Faculty of Language: Occam

I should have been warned off of Aeon because of the Evans’ fiasco, but the magazine is not really all that culpable. Its content just reflects the stuff that is “out there” and the editors seem to largely act to make topical stuff available for easy reading in one place. This is how I came to read this. It just popped into my mailbox recently one morning and I couldn’t resist. It’s about the relation between truth and beauty, or more accurately, how and whether aesthetic judgments about a theory are or should be taken to be marks of its truth. The author Philip Ball thinks not. I’m not sure that I agree, but it got me thinking, so I thought I would try and write something about it. I’ve done this before (here) and some of what I say rehearses earlier themes. Here it is.

Mr. Ball notes that many scientists (Einstein, Dirac, Weyl (three real biggies), Greene and Arkani-Hamed are mentioned by name) have believed that theoretical beauty is a mark of truth. Some can be quoted as saying that theoretical beauty even trumps empirical verification. Mr. Ball takes these quotes at face value. Greene suggests that what Einstein and Weyl (the two culprits) intended is that beauty should count as having some evaluative power re truth but that “Ultimately, theories are judged how they fare when faced with cold, hard, experimental facts” (p. 3 Ball quoting Greene).[1] I’m not sure what Einstein or Weyl meant. But I personally am interested in how beauty is relevant in theory evaluation, if it is relevant at all. This is, after all, a theme talked up in early minimalism, which I personally found useful. So is beauty linked to truth? And if so, how?
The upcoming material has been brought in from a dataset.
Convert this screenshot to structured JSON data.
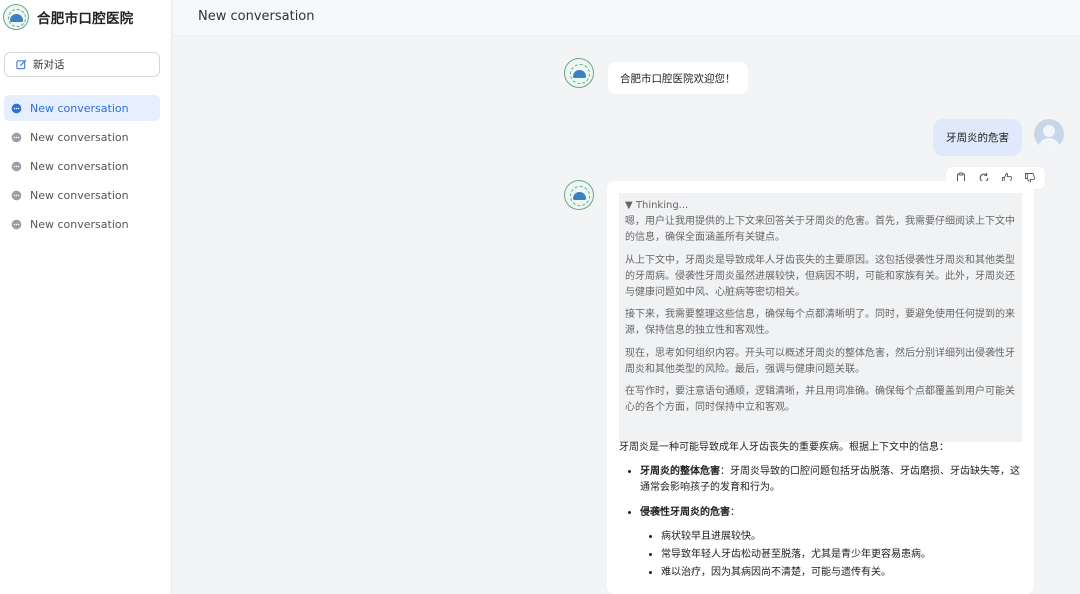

Before approaching these questions, it is worth trying to pin down what it is: what are the marks of theoretical beauty? As Ball notes, scientists themselves are all over the place on this. For some, it’s like porn to supreme court justices (viz. know it when they see it). But Ball’s essay contains at least one attempt at a specification. Arkani-Hamed (AH) (he is, btw, an important young hot shot (here)) associates theoretical beauty with a certain kind of inevitability:

“There are very few principles and there’s no other possible way they could work once you understand them deeply enough” (p. 4, Ball quoting Arkani-Hamed).

Note three things about AH’s proposal: beauty is the combination of (i) simplicity of the Occam variety (few principles) coupled with (ii) a certain kind of modality (no other possible way they could work) and (iii) is not surface visible in that it takes intellectual effort to perceive (“once you understand them deeply enough”). The third is of particular interest wrt Ball’s many comments on the issue, for much of his discussion, I believe, revolves around the fact that beauty is hard to discern, that there can be lots of disagreement and that it is elusive. All fair points, but not really immediately relevant to AH’s point. AH’s view seems to be that finding beauty requires hard intellectual work. It may be the eye of the beholder, but only an eye that’s put in the hours to train itself to see properly. So beauty need not be (and generally won’t be) immediately evident on inspection. Consequently, the fact that what’s beautiful is not immediately discernable or that it is sensitive to cultural mores does not seem all that relevant to AH’s point. That said, let’s concentrate on points (i) and (ii): simple and inevitable.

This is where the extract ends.